Cornell Üniversitesi, federal fonların yeniden sağlanması ve kendisine karşı yürütülen soruşturmaların sonuçlandırılması amacıyla 60 milyon dolar ödemeyi ve ABD´nin sivil haklar yasalarını Trump yönetiminin yorumladığı şekilde uygulamayı kabul etti.
Cornell Üniversitesi Rektörü Michael Kotlikoff, yaptığı açıklamada, anlaşmanın hem üniversitenin akademik özgürlüğünü koruduğunu hem de hükümetin sivil haklar ihlalleri iddialarıyla ilgili soruşturmalar sırasında durdurduğu 250 milyon dolardan fazla araştırma fonunun yeniden açılmasını sağladığını belirtti.
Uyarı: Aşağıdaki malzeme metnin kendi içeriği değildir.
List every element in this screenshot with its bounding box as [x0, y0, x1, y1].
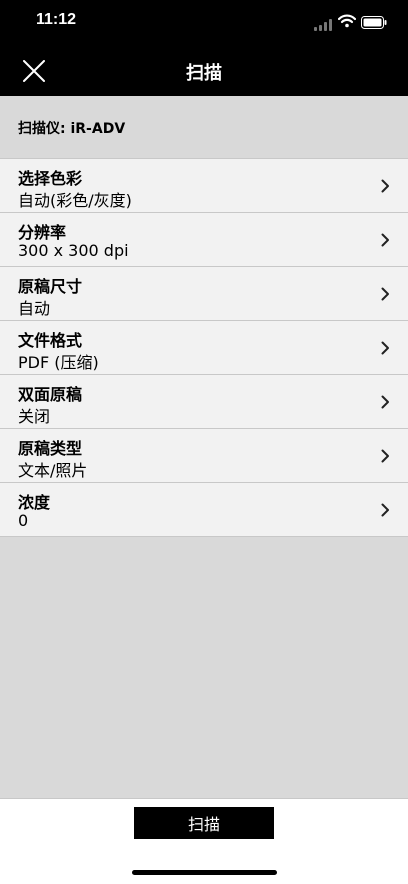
setting-row-original-type[interactable]: 原稿类型 文本/照片 — [0, 429, 408, 483]
setting-row-density[interactable]: 浓度 0 — [0, 483, 408, 537]
setting-title: 选择色彩 — [18, 169, 83, 188]
scanner-name: 扫描仪: iR-ADV — [18, 121, 126, 137]
chevron-right-icon — [381, 233, 389, 247]
scanner-header: 扫描仪: iR-ADV — [0, 96, 408, 158]
chevron-right-icon — [381, 287, 389, 301]
setting-row-resolution[interactable]: 分辨率 300 x 300 dpi — [0, 213, 408, 267]
setting-value: 文本/照片 — [18, 461, 88, 480]
settings-list: 选择色彩 自动(彩色/灰度) 分辨率 300 x 300 dpi 原稿尺寸 自动… — [0, 158, 408, 537]
navigation-bar: 扫描 — [0, 44, 408, 96]
setting-value: PDF (压缩) — [18, 353, 99, 372]
battery-icon — [361, 14, 387, 29]
setting-value: 0 — [18, 511, 29, 530]
setting-value: 300 x 300 dpi — [18, 241, 129, 260]
setting-title: 原稿尺寸 — [18, 277, 83, 296]
chevron-right-icon — [381, 341, 389, 355]
setting-value: 关闭 — [18, 407, 51, 426]
scan-button[interactable]: 扫描 — [134, 807, 274, 839]
setting-value: 自动 — [18, 299, 51, 318]
wifi-icon — [337, 13, 357, 28]
home-indicator[interactable] — [132, 870, 277, 875]
page-title: 扫描 — [186, 63, 222, 84]
setting-title: 原稿类型 — [18, 439, 83, 458]
status-time: 11:12 — [36, 11, 77, 28]
status-bar: 11:12 — [0, 0, 408, 44]
chevron-right-icon — [381, 449, 389, 463]
bottom-toolbar: 扫描 — [0, 798, 408, 884]
setting-title: 浓度 — [18, 493, 51, 512]
setting-row-file-format[interactable]: 文件格式 PDF (压缩) — [0, 321, 408, 375]
chevron-right-icon — [381, 395, 389, 409]
setting-row-color[interactable]: 选择色彩 自动(彩色/灰度) — [0, 159, 408, 213]
setting-title: 双面原稿 — [18, 385, 83, 404]
cellular-signal-icon — [314, 16, 332, 31]
setting-row-duplex[interactable]: 双面原稿 关闭 — [0, 375, 408, 429]
setting-title: 分辨率 — [18, 223, 67, 242]
setting-title: 文件格式 — [18, 331, 83, 350]
chevron-right-icon — [381, 503, 389, 517]
chevron-right-icon — [381, 179, 389, 193]
setting-value: 自动(彩色/灰度) — [18, 191, 132, 210]
setting-row-original-size[interactable]: 原稿尺寸 自动 — [0, 267, 408, 321]
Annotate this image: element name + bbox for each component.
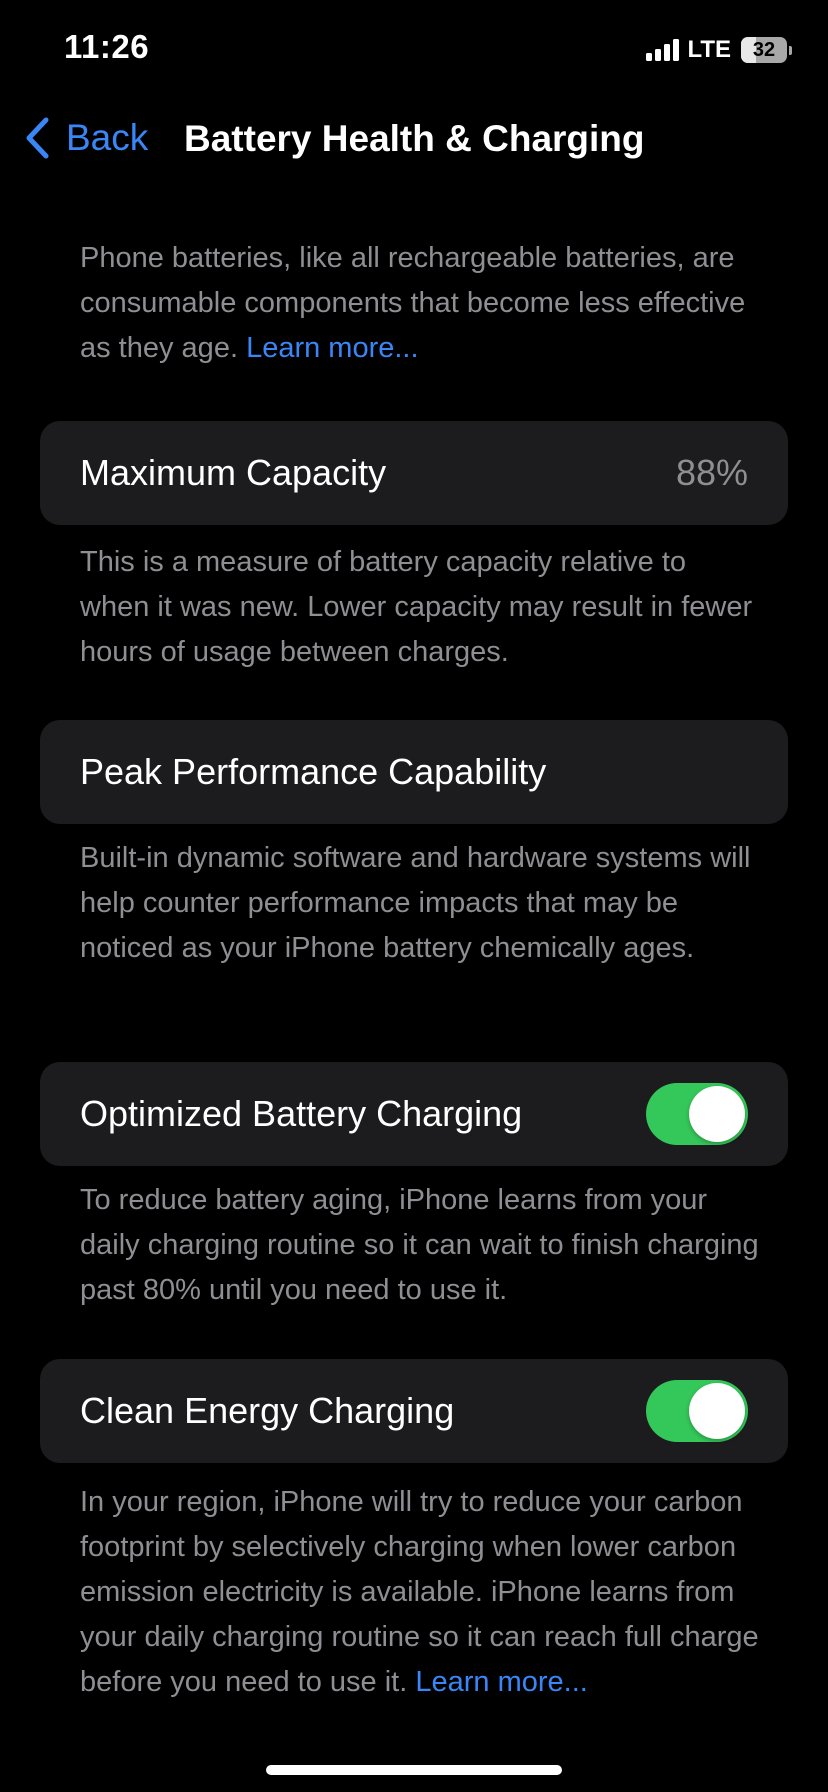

Kotlikoff, fonların dondurulmasının araştırmaları durdurduğunu, kariyerleri zora soktuğunu ve akademik programların geleceğini tehdit ettiğini belirtti.
Anlaşma kapsamında Cornell, 30 milyon doları doğrudan ABD hükümetine ödeyecek; diğer 30 milyon dolar ise Amerikan çiftçilerini çiftçileri destekleyecek araştırmalara yönelik ek yatırım olarak ödemeyi kabul etti.
Bu anlaşma, Trump yönetimi ile antisemitizme göz yumduğu ve aşırı sol fikirleri teşvik etmekle suçladığı seçkin üniversiteler arasında varılan son anlaşma. Trump, ülkenin en eski ve en zengin üniversitesi Harvard ile hâlâ çekişme yaşıyor ve son dönemde kendi siyasi gündemine katılan diğer üniversitelere federal fonlara öncelikli erişim teklif ederek “teşvik temelli bir yaklaşım” izlemeye başladı.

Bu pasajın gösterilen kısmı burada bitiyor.